If two solicitors enter into partnership with each other, each will (probably) have a reasonable bargaining position. A solicitor promoted to a bigger partnership is likely to have little influence over the terms of the partnership deed. A firm could change strategic direction against a partner’s will and yet enforce the restrictions against that partner. Of course, it is always open to the solicitor to decline partnership (just as it is open to any employee to decline an offer of employment) but the imbalance of bargaining power needs to be taken into account.
One reason why Bridge v Deacons has not yet been challenged is because of the practical reality – it will annoy the clients! When lawyers move from firm to firm, a commercial deal tends to be struck and the courts are rarely troubled. Another is that most firms have arbitration clauses in their LLP deeds, so disputes that are contested tend to be played out behind closed doors.

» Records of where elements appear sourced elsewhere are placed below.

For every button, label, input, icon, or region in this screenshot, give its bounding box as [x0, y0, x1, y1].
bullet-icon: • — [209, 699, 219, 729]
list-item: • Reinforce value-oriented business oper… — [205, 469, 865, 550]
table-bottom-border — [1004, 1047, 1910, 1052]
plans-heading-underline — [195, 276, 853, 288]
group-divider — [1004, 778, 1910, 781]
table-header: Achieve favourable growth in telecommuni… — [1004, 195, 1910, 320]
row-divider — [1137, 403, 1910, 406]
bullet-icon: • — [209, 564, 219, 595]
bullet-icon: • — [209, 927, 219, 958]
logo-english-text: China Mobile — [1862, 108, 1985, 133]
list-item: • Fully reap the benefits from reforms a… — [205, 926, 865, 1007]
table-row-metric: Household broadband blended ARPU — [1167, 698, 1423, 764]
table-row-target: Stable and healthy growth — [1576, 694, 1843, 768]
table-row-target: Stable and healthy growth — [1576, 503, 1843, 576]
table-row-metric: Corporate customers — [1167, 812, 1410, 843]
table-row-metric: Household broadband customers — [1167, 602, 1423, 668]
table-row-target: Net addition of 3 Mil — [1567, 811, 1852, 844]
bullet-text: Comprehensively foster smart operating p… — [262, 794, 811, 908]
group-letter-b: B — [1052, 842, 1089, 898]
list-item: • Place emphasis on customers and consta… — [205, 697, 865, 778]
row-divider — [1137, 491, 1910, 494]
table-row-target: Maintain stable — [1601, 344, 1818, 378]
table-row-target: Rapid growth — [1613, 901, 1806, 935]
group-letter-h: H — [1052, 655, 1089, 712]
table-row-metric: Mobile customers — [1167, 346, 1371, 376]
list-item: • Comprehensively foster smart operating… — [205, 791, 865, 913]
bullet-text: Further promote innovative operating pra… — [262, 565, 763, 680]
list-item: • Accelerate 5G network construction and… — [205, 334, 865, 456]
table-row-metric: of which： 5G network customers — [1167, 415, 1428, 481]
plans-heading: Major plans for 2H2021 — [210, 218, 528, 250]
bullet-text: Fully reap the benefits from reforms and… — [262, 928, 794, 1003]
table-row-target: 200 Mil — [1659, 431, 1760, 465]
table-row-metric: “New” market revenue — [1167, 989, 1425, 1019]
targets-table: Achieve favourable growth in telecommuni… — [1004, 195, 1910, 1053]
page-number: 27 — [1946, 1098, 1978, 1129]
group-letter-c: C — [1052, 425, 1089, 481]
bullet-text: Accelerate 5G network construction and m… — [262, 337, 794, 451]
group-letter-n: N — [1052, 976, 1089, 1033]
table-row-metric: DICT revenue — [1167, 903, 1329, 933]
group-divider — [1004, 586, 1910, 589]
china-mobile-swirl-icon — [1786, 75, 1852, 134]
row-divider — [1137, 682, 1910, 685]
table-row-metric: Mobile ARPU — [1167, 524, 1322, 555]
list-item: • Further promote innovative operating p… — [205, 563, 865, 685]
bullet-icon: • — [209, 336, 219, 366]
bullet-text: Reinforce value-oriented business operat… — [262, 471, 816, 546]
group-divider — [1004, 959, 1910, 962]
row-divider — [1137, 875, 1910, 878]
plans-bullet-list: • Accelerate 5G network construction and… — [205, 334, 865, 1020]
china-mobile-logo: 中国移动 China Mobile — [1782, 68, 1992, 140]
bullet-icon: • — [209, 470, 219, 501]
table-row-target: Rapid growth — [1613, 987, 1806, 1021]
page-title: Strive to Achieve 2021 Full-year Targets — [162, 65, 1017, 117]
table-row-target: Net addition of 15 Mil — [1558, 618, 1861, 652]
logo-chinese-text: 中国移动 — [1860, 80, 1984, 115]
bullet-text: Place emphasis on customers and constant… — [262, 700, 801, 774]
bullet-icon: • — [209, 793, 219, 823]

There may be some merit in the view that, as a part-owner of a business, a partner should be subject to different rules on covenant enforceability, the authority of Bridge v Deacons should not lead partnerships to be too complacent. (Not least because Privy Council decisions, while persuasive, are technically not binding on English courts). Lengthy restrictions may be unreasonable in many modern partnerships and someone (me!) is bound to challenge the long-held assumption that, in this area, partnerships can get away with almost anything.